With a population estimated at 3.6 million people by World Population Review, Dakar and its outskirts are dominated by private transport operators, despite investments for the Regional Express Train (TER), the Bus Rapid Transit (BRT), and the expansion of the public operator Dakar Dem Dikk's bus fleet. According to the Executive Council for Sustainable Urban Transport (CETUD), mobility needs in the Dakar agglomeration reach nearly 7 million daily trips, exerting constant pressure on the urban transport system.

By introducing new hybrid vehicles within a strict contractual framework, the program aims to break with the practices of informal transport, characterized by vehicle aging, operations outside official financial circuits, and low service standardization. For the FDTT, the goal is to create a new generation of transporters capable of integrating fully into the formal sector while strengthening their economic competitiveness and access to finance.

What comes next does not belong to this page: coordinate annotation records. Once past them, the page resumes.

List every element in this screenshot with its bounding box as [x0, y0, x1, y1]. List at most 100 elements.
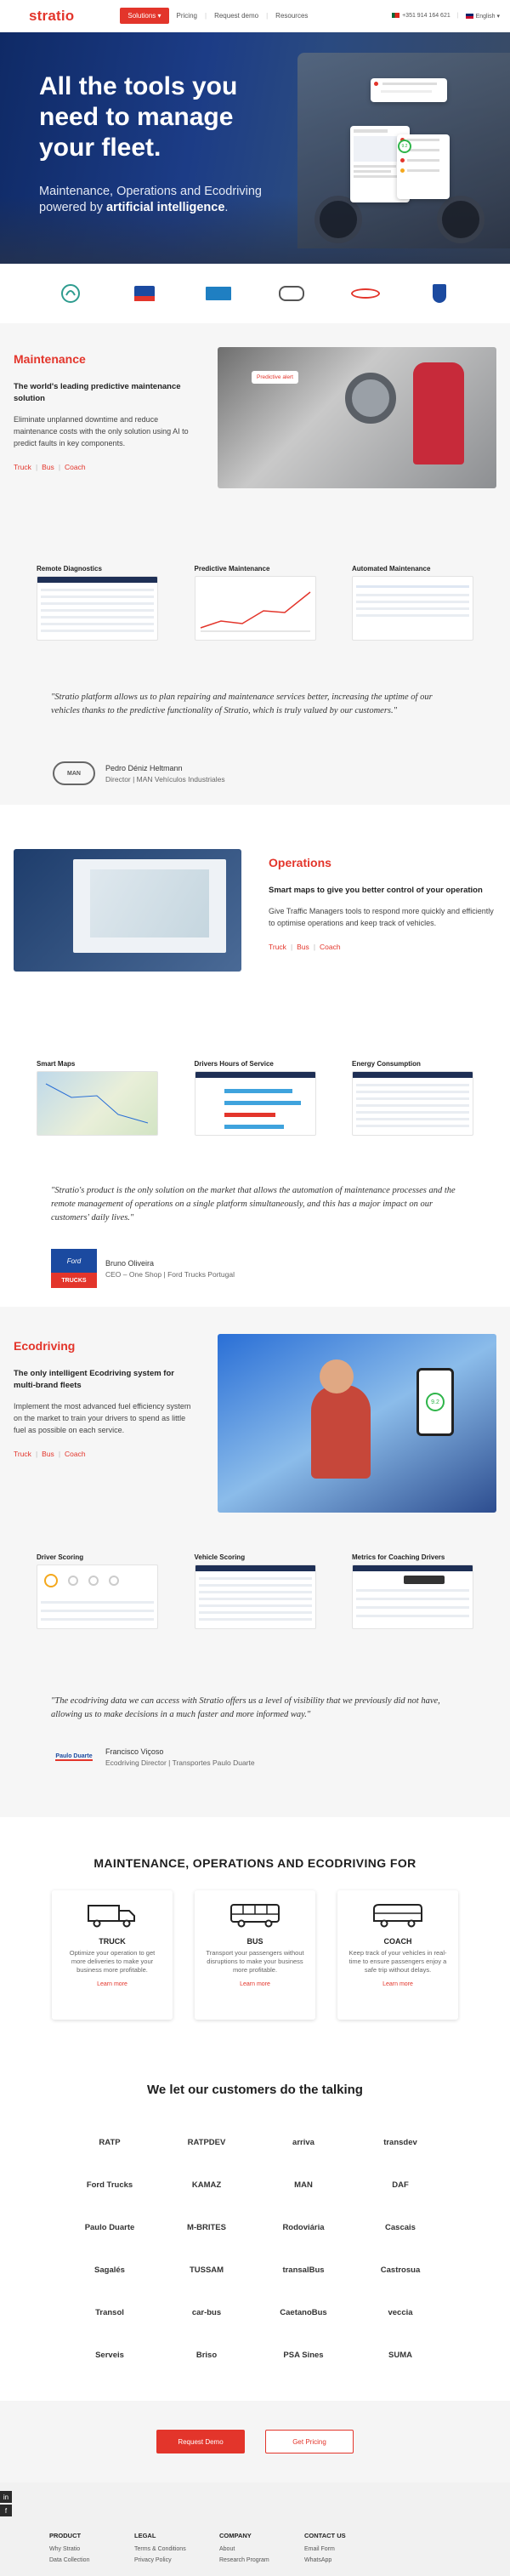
- maintenance-testimonial: MAN Pedro Déniz Heltmann Director | MAN …: [0, 761, 276, 786]
- status-dot-icon: [400, 168, 405, 174]
- footer-heading: CONTACT US: [304, 2532, 346, 2539]
- mechanic-photo: Predictive alert: [218, 347, 496, 488]
- customer-logo: Transol: [95, 2307, 124, 2317]
- facebook-icon[interactable]: f: [0, 2505, 12, 2516]
- bus-link[interactable]: Bus: [42, 1450, 54, 1458]
- segment-card-truck[interactable]: TRUCK Optimize your operation to get mor…: [52, 1890, 173, 2020]
- phone-link[interactable]: +351 914 164 621: [392, 13, 450, 19]
- person-role: Ecodriving Director | Transportes Paulo …: [105, 1758, 255, 1767]
- truck-icon: [88, 1905, 135, 1928]
- bus-link[interactable]: Bus: [42, 463, 54, 471]
- operations-title: Operations: [269, 856, 332, 869]
- wheel-icon: [314, 196, 362, 243]
- nav-pricing[interactable]: Pricing: [177, 12, 197, 20]
- learn-more-link[interactable]: Learn more: [337, 1981, 458, 1987]
- customer-logo: Sagalés: [94, 2265, 125, 2275]
- footer-link[interactable]: WhatsApp: [304, 2557, 389, 2563]
- feature-screenshot: [194, 576, 316, 641]
- language-selector[interactable]: English ▾: [465, 13, 500, 20]
- segment-name: BUS: [246, 1937, 264, 1946]
- feature-drivers-hours: Drivers Hours of Service: [194, 1060, 316, 1136]
- solutions-label: Solutions: [128, 12, 156, 20]
- partner-logo-stratio: [50, 279, 91, 308]
- feature-title: Smart Maps: [37, 1060, 76, 1068]
- footer-link[interactable]: Email Form: [304, 2546, 389, 2552]
- ford-logo-text: Ford: [51, 1249, 97, 1273]
- operations-desc: Give Traffic Managers tools to respond m…: [269, 907, 494, 927]
- footer-link[interactable]: Data Collection: [49, 2557, 134, 2563]
- partner-logos: [0, 264, 510, 323]
- person-name: Pedro Déniz Heltmann: [105, 763, 183, 772]
- person-role: Director | MAN Vehículos Industriales: [105, 774, 225, 784]
- paulo-duarte-logo: Paulo Duarte: [51, 1744, 97, 1770]
- nav-resources[interactable]: Resources: [275, 12, 308, 20]
- footer-link[interactable]: About: [219, 2546, 304, 2552]
- coach-icon: [373, 1904, 422, 1928]
- coach-link[interactable]: Coach: [65, 463, 86, 471]
- linkedin-icon[interactable]: in: [0, 2491, 12, 2503]
- nav-request-demo[interactable]: Request demo: [214, 12, 258, 20]
- feature-title: Remote Diagnostics: [37, 565, 102, 573]
- feature-title: Metrics for Coaching Drivers: [352, 1553, 445, 1561]
- segment-desc: Keep track of your vehicles in real-time…: [348, 1949, 447, 1974]
- hero-subtitle-end: .: [224, 201, 229, 214]
- customer-logo: transalBus: [282, 2265, 325, 2275]
- feature-screenshot: [37, 1564, 158, 1629]
- segment-cards: TRUCK Optimize your operation to get mor…: [0, 1890, 510, 2020]
- feature-coaching-metrics: Metrics for Coaching Drivers: [352, 1553, 473, 1629]
- ecodriving-section: Ecodriving The only intelligent Ecodrivi…: [0, 1307, 510, 1817]
- customer-logo: M-BRITES: [187, 2222, 226, 2232]
- phone-number: +351 914 164 621: [402, 13, 450, 19]
- feature-screenshot: [37, 576, 158, 641]
- ecodriving-testimonial: Paulo Duarte Francisco Viçoso Ecodriving…: [0, 1744, 306, 1770]
- alert-dot-icon: [374, 82, 378, 87]
- bus-icon: [230, 1904, 280, 1928]
- learn-more-link[interactable]: Learn more: [52, 1981, 173, 1987]
- learn-more-link[interactable]: Learn more: [195, 1981, 315, 1987]
- get-pricing-button[interactable]: Get Pricing: [265, 2430, 354, 2453]
- segment-card-coach[interactable]: COACH Keep track of your vehicles in rea…: [337, 1890, 458, 2020]
- customer-logo-grid: RATP RATPDEV arriva transdev Ford Trucks KAMA…: [0, 2127, 510, 2370]
- main-nav: Solutions ▾ Pricing | Request demo | Res…: [120, 8, 308, 24]
- footer-link[interactable]: Research Program: [219, 2557, 304, 2563]
- feature-screenshot: [194, 1071, 316, 1136]
- ecodriving-desc: Implement the most advanced fuel efficie…: [14, 1402, 191, 1434]
- feature-screenshot: [352, 576, 473, 641]
- customer-logo: arriva: [292, 2137, 314, 2147]
- score-badge: 9.2: [398, 140, 411, 153]
- feature-energy-consumption: Energy Consumption: [352, 1060, 473, 1136]
- predictive-alert-card: Predictive alert: [252, 371, 298, 384]
- site-footer: in f PRODUCT Why Stratio Data Collection…: [0, 2482, 510, 2576]
- stratio-logo[interactable]: stratio: [29, 8, 74, 25]
- truck-link[interactable]: Truck: [14, 463, 31, 471]
- feature-screenshot: [37, 1071, 158, 1136]
- coach-link[interactable]: Coach: [65, 1450, 86, 1458]
- partner-logo-ford: [124, 279, 165, 308]
- footer-heading: PRODUCT: [49, 2532, 82, 2539]
- alert-card: [371, 78, 447, 102]
- request-demo-button[interactable]: Request Demo: [156, 2430, 245, 2453]
- bus-link[interactable]: Bus: [297, 943, 309, 951]
- footer-heading: LEGAL: [134, 2532, 156, 2539]
- customer-logo: Rodoviária: [282, 2222, 325, 2232]
- segment-card-bus[interactable]: BUS Transport your passengers without di…: [195, 1890, 315, 2020]
- segment-desc: Transport your passengers without disrup…: [206, 1949, 304, 1974]
- footer-link[interactable]: Terms & Conditions: [134, 2546, 219, 2552]
- feature-screenshot: [352, 1071, 473, 1136]
- maintenance-section: Maintenance The world's leading predicti…: [0, 323, 510, 805]
- truck-link[interactable]: Truck: [14, 1450, 31, 1458]
- operations-section: Operations Smart maps to give you better…: [0, 805, 510, 1307]
- solutions-button[interactable]: Solutions ▾: [120, 8, 169, 24]
- partner-logo-transdev: [345, 279, 386, 308]
- footer-link[interactable]: Privacy Policy: [134, 2557, 219, 2563]
- segments-title: MAINTENANCE, OPERATIONS AND ECODRIVING F…: [94, 1856, 416, 1870]
- customer-logo: RATP: [99, 2137, 121, 2147]
- footer-link[interactable]: Why Stratio: [49, 2546, 134, 2552]
- customers-title: We let our customers do the talking: [147, 2083, 363, 2097]
- truck-link[interactable]: Truck: [269, 943, 286, 951]
- hero-subtitle-bold: artificial intelligence: [106, 201, 225, 214]
- man-logo: MAN: [51, 761, 97, 786]
- coach-link[interactable]: Coach: [320, 943, 341, 951]
- feature-smart-maps: Smart Maps: [37, 1060, 158, 1136]
- operations-photo: [14, 849, 241, 972]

This approach is part of the broader modernization drive undertaken by the state. Faced with a vehicle fleet dominated by imported used cars, the National Mobility Strategy 2025-2029 advocates for the gradual renewal of fleets to improve safety, service quality and environmental performance.

The BRT, the TER, and the urban and intercity bus renewal programs aim to structure public transport along major arteries. The new taxis will complement this system by providing feeder services, local connections and short-distance travel. This coordination is intended to allow for a better distribution of supply and a rationalization of the urban transport landscape. The choice of hybrid vehicles also aligns with the sector's decarbonization objectives.